With one in eight people in the world already going hungry, the pressure of rising temperatures and extreme weather events on production means more people will not be able to afford enough to eat, Oxfam warned.

The number of people at risk of hunger could rise by 10%-20% by 2050 compared to a world where the climate was not changing, undoing efforts to tackle the problem, the aid agency said.

Oxfam has previously estimated that the average price of staple foods is likely to more than double in the next 20 years, compared to 2010 prices, with up to half the increase down to climate change.

In a report ahead of a major global assessment of climate change science that is due out on Friday, Oxfam said yields were already being hit by global warming.

The aid agency pointed to research which found that global yields of maize over the past three decades were 3.8% below what they would have been without climate change and wheat was 5.5% lower than it would otherwise be.

The report said food production would be negatively affected in most parts of the world by rising temperatures and shifting weather patterns, while extremes such as droughts and floods would damage crops, kill livestock and affect distribution of food.

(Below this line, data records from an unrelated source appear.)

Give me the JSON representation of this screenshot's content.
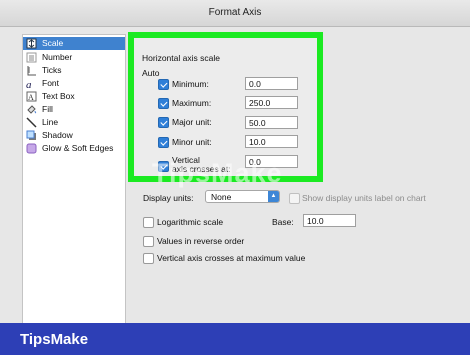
{
  "window": {
    "title": "Format Axis"
  },
  "sidebar": {
    "items": [
      {
        "label": "Scale",
        "icon": "scale-icon",
        "selected": true
      },
      {
        "label": "Number",
        "icon": "number-icon"
      },
      {
        "label": "Ticks",
        "icon": "ticks-icon"
      },
      {
        "label": "Font",
        "icon": "font-icon"
      },
      {
        "label": "Text Box",
        "icon": "text-box-icon"
      },
      {
        "label": "Fill",
        "icon": "fill-icon"
      },
      {
        "label": "Line",
        "icon": "line-icon"
      },
      {
        "label": "Shadow",
        "icon": "shadow-icon"
      },
      {
        "label": "Glow & Soft Edges",
        "icon": "glow-icon"
      }
    ]
  },
  "scale": {
    "heading": "Horizontal axis scale",
    "auto_label": "Auto",
    "rows": [
      {
        "label": "Minimum:",
        "value": "0.0",
        "checked": true
      },
      {
        "label": "Maximum:",
        "value": "250.0",
        "checked": true
      },
      {
        "label": "Major unit:",
        "value": "50.0",
        "checked": true
      },
      {
        "label": "Minor unit:",
        "value": "10.0",
        "checked": true
      },
      {
        "label_line1": "Vertical",
        "label_line2": "axis crosses at:",
        "value": "0.0",
        "checked": true
      }
    ]
  },
  "display_units": {
    "label": "Display units:",
    "value": "None",
    "show_label": "Show display units label on chart"
  },
  "options": {
    "log_scale": "Logarithmic scale",
    "base_label": "Base:",
    "base_value": "10.0",
    "reverse_order": "Values in reverse order",
    "cross_at_max": "Vertical axis crosses at maximum value"
  },
  "watermark": "TipsMake",
  "footer": {
    "brand": "TipsMake"
  },
  "colors": {
    "highlight": "#1bea22",
    "selection": "#3f82cf",
    "footer": "#2d3fb6"
  }
}
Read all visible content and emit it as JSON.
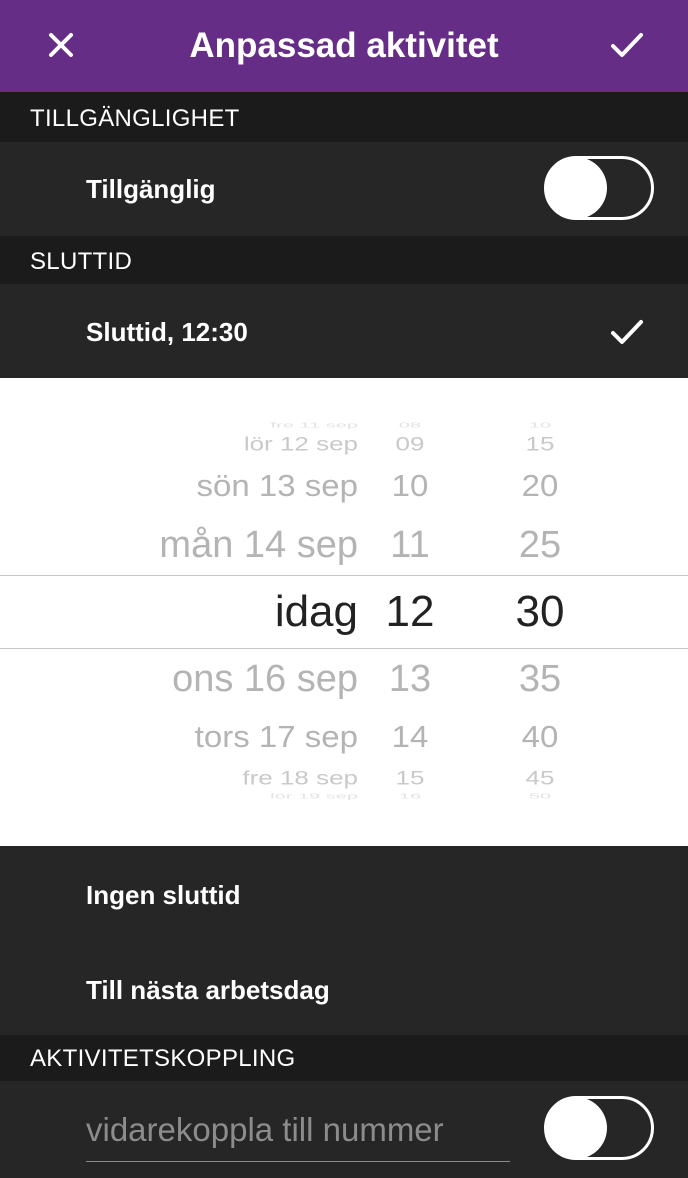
{
  "header": {
    "title": "Anpassad aktivitet",
    "close_icon": "close-icon",
    "confirm_icon": "checkmark-icon",
    "background": "#652d86"
  },
  "availability": {
    "section_title": "TILLGÄNGLIGHET",
    "toggle_label": "Tillgänglig",
    "toggle_on": false
  },
  "end_time": {
    "section_title": "SLUTTID",
    "row_label": "Sluttid,  12:30",
    "row_checked_icon": "checkmark-icon"
  },
  "picker": {
    "days": [
      "fre 11 sep",
      "lör 12 sep",
      "sön 13 sep",
      "mån 14 sep",
      "idag",
      "ons 16 sep",
      "tors 17 sep",
      "fre 18 sep",
      "lör 19 sep"
    ],
    "hours": [
      "08",
      "09",
      "10",
      "11",
      "12",
      "13",
      "14",
      "15",
      "16"
    ],
    "minutes": [
      "10",
      "15",
      "20",
      "25",
      "30",
      "35",
      "40",
      "45",
      "50"
    ],
    "selected": {
      "day": "idag",
      "hour": "12",
      "minute": "30"
    }
  },
  "options": {
    "no_end_time": "Ingen sluttid",
    "next_workday": "Till nästa arbetsdag"
  },
  "forwarding": {
    "section_title": "AKTIVITETSKOPPLING",
    "input_value": "",
    "input_placeholder": "vidarekoppla till nummer",
    "toggle_on": false
  }
}
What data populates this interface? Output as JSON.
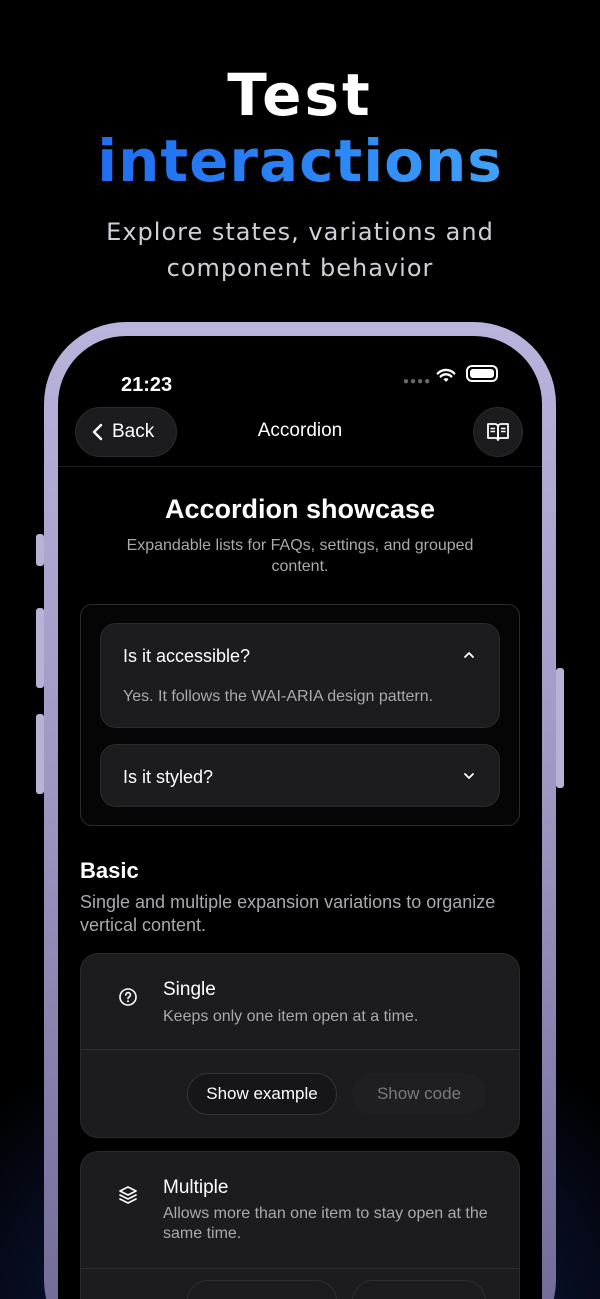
{
  "hero": {
    "line1": "Test",
    "line2": "interactions",
    "subtitle": "Explore states, variations and component behavior"
  },
  "status_bar": {
    "time": "21:23"
  },
  "nav": {
    "back_label": "Back",
    "title": "Accordion",
    "book_icon": "book-open-icon"
  },
  "header": {
    "title": "Accordion showcase",
    "subtitle": "Expandable lists for FAQs, settings, and grouped content."
  },
  "demo_accordion": {
    "items": [
      {
        "question": "Is it accessible?",
        "answer": "Yes. It follows the WAI-ARIA design pattern.",
        "expanded": true
      },
      {
        "question": "Is it styled?",
        "answer": "",
        "expanded": false
      }
    ]
  },
  "basic": {
    "title": "Basic",
    "description": "Single and multiple expansion variations to organize vertical content.",
    "cards": [
      {
        "icon": "question-circle-icon",
        "title": "Single",
        "description": "Keeps only one item open at a time.",
        "show_example": "Show example",
        "show_code": "Show code"
      },
      {
        "icon": "layers-icon",
        "title": "Multiple",
        "description": "Allows more than one item to stay open at the same time."
      }
    ]
  },
  "colors": {
    "background": "#000000",
    "accent_blue": "#2b86f5",
    "frame": "#b9b4dc",
    "card": "#1c1c1e"
  }
}
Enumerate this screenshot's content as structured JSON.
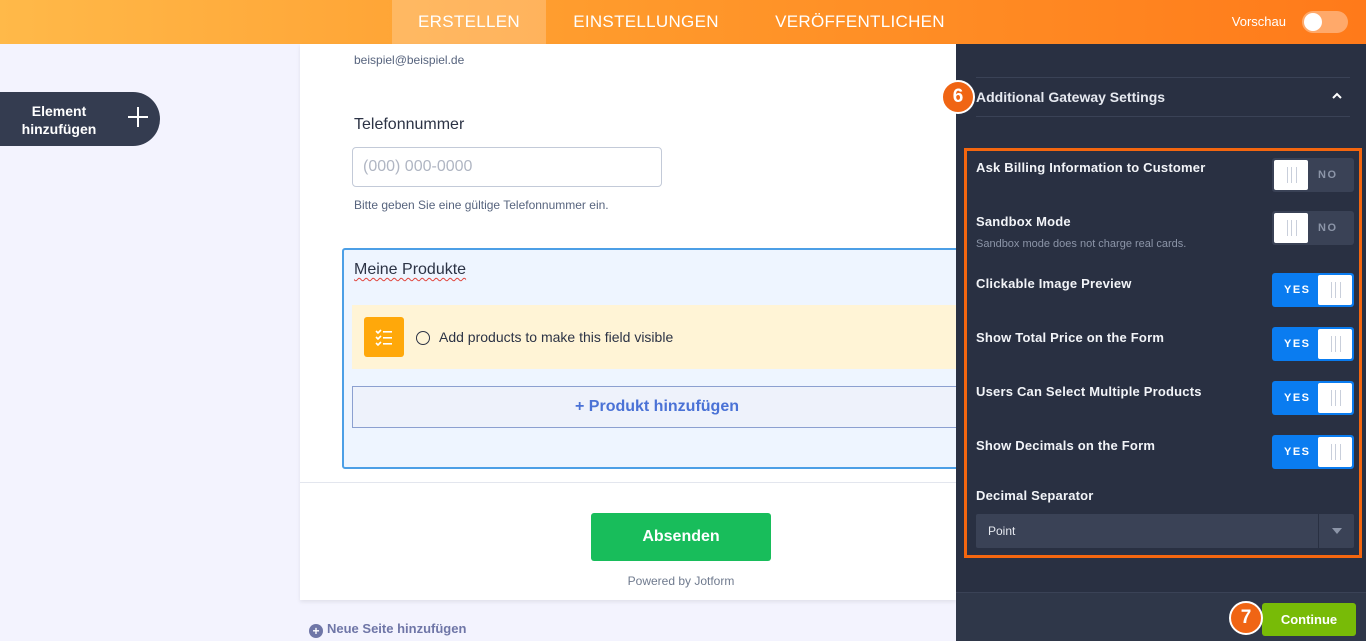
{
  "topbar": {
    "tabs": [
      "ERSTELLEN",
      "EINSTELLUNGEN",
      "VERÖFFENTLICHEN"
    ],
    "preview_label": "Vorschau"
  },
  "sidebar": {
    "add_element_line1": "Element",
    "add_element_line2": "hinzufügen"
  },
  "form": {
    "email_example": "beispiel@beispiel.de",
    "phone_label": "Telefonnummer",
    "phone_placeholder": "(000) 000-0000",
    "phone_hint": "Bitte geben Sie eine gültige Telefonnummer ein.",
    "products_title": "Meine Produkte",
    "products_notice": "Add products to make this field visible",
    "add_product_button": "+ Produkt hinzufügen",
    "submit_button": "Absenden",
    "powered_by": "Powered by Jotform",
    "new_page": "Neue Seite hinzufügen"
  },
  "panel": {
    "step_6": "6",
    "section_title": "Additional Gateway Settings",
    "settings": [
      {
        "label": "Ask Billing Information to Customer",
        "state": "NO"
      },
      {
        "label": "Sandbox Mode",
        "sub": "Sandbox mode does not charge real cards.",
        "state": "NO"
      },
      {
        "label": "Clickable Image Preview",
        "state": "YES"
      },
      {
        "label": "Show Total Price on the Form",
        "state": "YES"
      },
      {
        "label": "Users Can Select Multiple Products",
        "state": "YES"
      },
      {
        "label": "Show Decimals on the Form",
        "state": "YES"
      }
    ],
    "decimal_separator_label": "Decimal Separator",
    "decimal_separator_value": "Point",
    "step_7": "7",
    "continue_button": "Continue"
  },
  "colors": {
    "topbar_gradient_start": "#ffb949",
    "topbar_gradient_end": "#ff7a1a",
    "panel_bg": "#293042",
    "toggle_yes": "#0a7cf0",
    "highlight": "#f4660f",
    "submit_green": "#18bd5b",
    "continue_green": "#78bb07"
  }
}
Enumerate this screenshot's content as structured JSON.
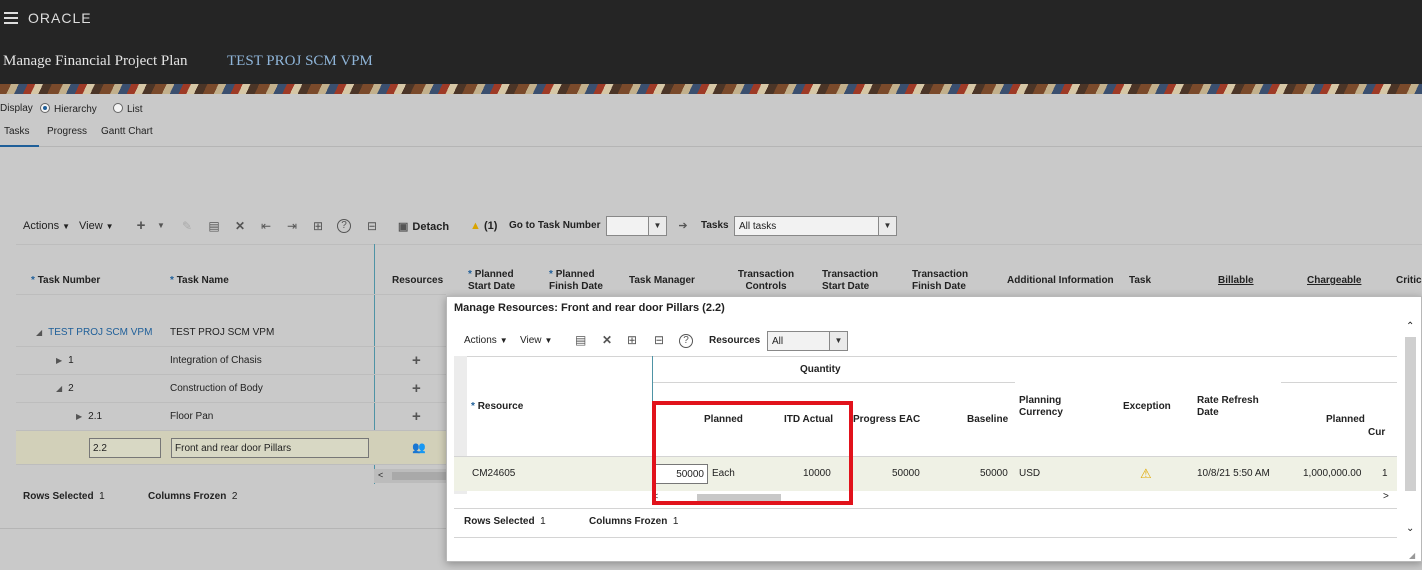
{
  "header": {
    "logo": "ORACLE",
    "page_title": "Manage Financial Project Plan",
    "project": "TEST PROJ SCM VPM"
  },
  "display": {
    "label": "Display",
    "options": [
      "Hierarchy",
      "List"
    ],
    "selected": "Hierarchy"
  },
  "tabs": [
    "Tasks",
    "Progress",
    "Gantt Chart"
  ],
  "toolbar": {
    "actions": "Actions",
    "view": "View",
    "detach": "Detach",
    "warnings": "(1)",
    "goto_label": "Go to Task Number",
    "goto_value": "",
    "tasks_label": "Tasks",
    "tasks_filter": "All tasks"
  },
  "task_table": {
    "columns": [
      "Task Number",
      "Task Name",
      "Resources",
      "Planned Start Date",
      "Planned Finish Date",
      "Task Manager",
      "Transaction Controls",
      "Transaction Start Date",
      "Transaction Finish Date",
      "Additional Information",
      "Task",
      "Billable",
      "Chargeable",
      "Critic"
    ],
    "rows": [
      {
        "number": "TEST PROJ SCM VPM",
        "name": "TEST PROJ SCM VPM"
      },
      {
        "number": "1",
        "name": "Integration of Chasis"
      },
      {
        "number": "2",
        "name": "Construction of Body"
      },
      {
        "number": "2.1",
        "name": "Floor Pan"
      },
      {
        "number": "2.2",
        "name": "Front and rear door Pillars"
      }
    ],
    "footer": {
      "rows_selected_label": "Rows Selected",
      "rows_selected": "1",
      "cols_frozen_label": "Columns Frozen",
      "cols_frozen": "2"
    }
  },
  "dialog": {
    "title": "Manage Resources: Front and rear door Pillars (2.2)",
    "toolbar": {
      "actions": "Actions",
      "view": "View",
      "resources_label": "Resources",
      "resources_value": "All"
    },
    "group_header": "Quantity",
    "columns": {
      "resource": "Resource",
      "planned": "Planned",
      "itd_actual": "ITD Actual",
      "progress_eac": "Progress EAC",
      "baseline": "Baseline",
      "planning_currency": "Planning Currency",
      "exception": "Exception",
      "rate_refresh": "Rate Refresh Date",
      "planned2": "Planned",
      "cur": "Cur"
    },
    "row": {
      "resource": "CM24605",
      "planned": "50000",
      "uom": "Each",
      "itd_actual": "10000",
      "progress_eac": "50000",
      "baseline": "50000",
      "currency": "USD",
      "rate_refresh": "10/8/21 5:50 AM",
      "planned_amount": "1,000,000.00",
      "cur": "1"
    },
    "footer": {
      "rows_selected_label": "Rows Selected",
      "rows_selected": "1",
      "cols_frozen_label": "Columns Frozen",
      "cols_frozen": "1"
    }
  },
  "colors": {
    "highlight_box": "#e1121b",
    "accent": "#1f5f99",
    "topbar": "#252525"
  }
}
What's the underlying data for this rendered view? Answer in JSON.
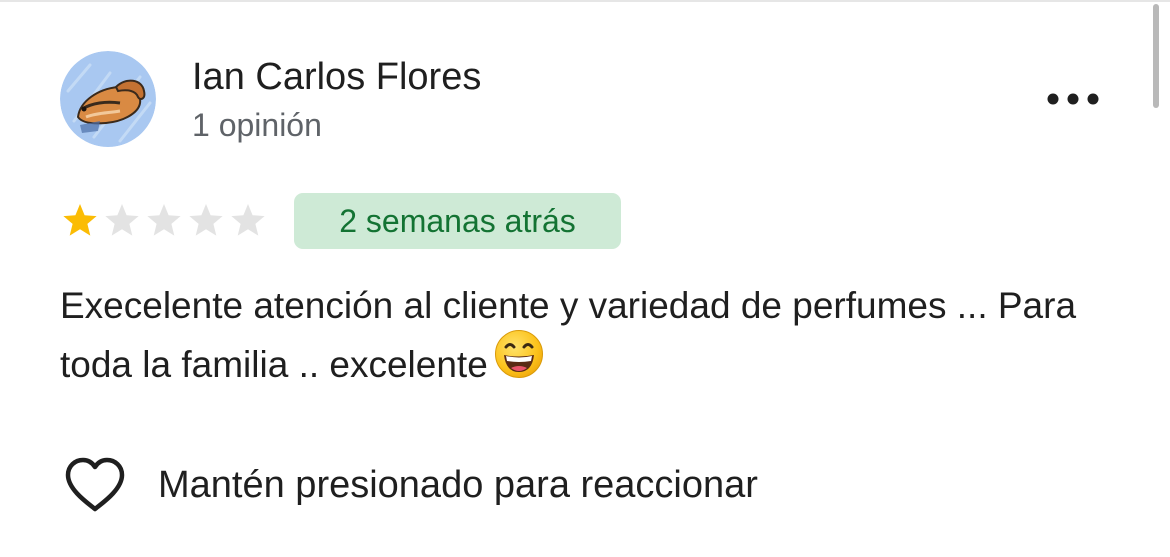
{
  "review": {
    "author": {
      "name": "Ian Carlos Flores",
      "review_count": "1 opinión",
      "avatar_icon": "squirrel-avatar-icon"
    },
    "more_options_icon": "more-horizontal-icon",
    "rating": {
      "value": 1,
      "max": 5,
      "filled_color": "#fbbc04",
      "empty_color": "#e3e3e3"
    },
    "time_ago": "2 semanas atrás",
    "text": "Execelente atención al cliente y variedad de perfumes ... Para toda la familia .. excelente",
    "emoji": "grinning-face-with-smiling-eyes",
    "reaction": {
      "icon": "heart-outline-icon",
      "label": "Mantén presionado para reaccionar"
    }
  },
  "colors": {
    "badge_bg": "#ceead6",
    "badge_text": "#137333",
    "secondary_text": "#5f6368"
  }
}
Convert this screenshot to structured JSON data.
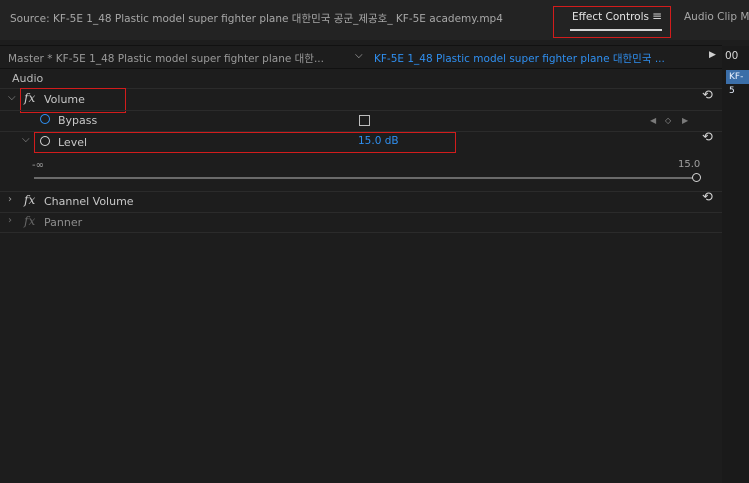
{
  "tabs": {
    "source": "Source: KF-5E  1_48 Plastic model  super fighter plane 대한민국 공군_제공호_ KF-5E academy.mp4",
    "effect_controls": "Effect Controls",
    "menu_glyph": "≡",
    "audio_clip": "Audio Clip M"
  },
  "clip_header": {
    "master": "Master * KF-5E  1_48 Plastic model  super fighter plane 대한...",
    "clip": "KF-5E  1_48 Plastic model  super fighter plane 대한민국 ...",
    "timecode": "00",
    "timeline_badge": "KF-5"
  },
  "section": {
    "audio": "Audio"
  },
  "effects": {
    "volume": {
      "fx": "fx",
      "label": "Volume"
    },
    "bypass": {
      "label": "Bypass",
      "checked": false
    },
    "level": {
      "label": "Level",
      "value": "15.0 dB"
    },
    "slider": {
      "min_label": "-∞",
      "max_label": "15.0",
      "fraction": 1.0
    },
    "channel_volume": {
      "fx": "fx",
      "label": "Channel Volume"
    },
    "panner": {
      "fx": "fx",
      "label": "Panner"
    }
  },
  "icons": [
    "menu-icon",
    "play-icon",
    "chevron-down-icon",
    "chevron-right-icon",
    "fx-icon",
    "stopwatch-icon",
    "reset-icon",
    "keyframe-prev-icon",
    "keyframe-add-icon",
    "keyframe-next-icon"
  ],
  "colors": {
    "accent": "#2f8ff0",
    "highlight": "#d21c1c",
    "bg": "#1d1d1d"
  }
}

Agricultural disasters were likely to become more frequent, it said.

In the UK, 2012 was the second wettest year on record, and the wettest ever in England, causing UK wheat yields to fall to their lowest levels in 20 years, and the country had to import 2.5 million tonnes of wheat, the report said.

Tim Gore, head of policy for Oxfam's Grow campaign, said: "Just as the evidence of man-made climate change is becoming stronger, so too is our understanding of how it hits people, especially around hunger."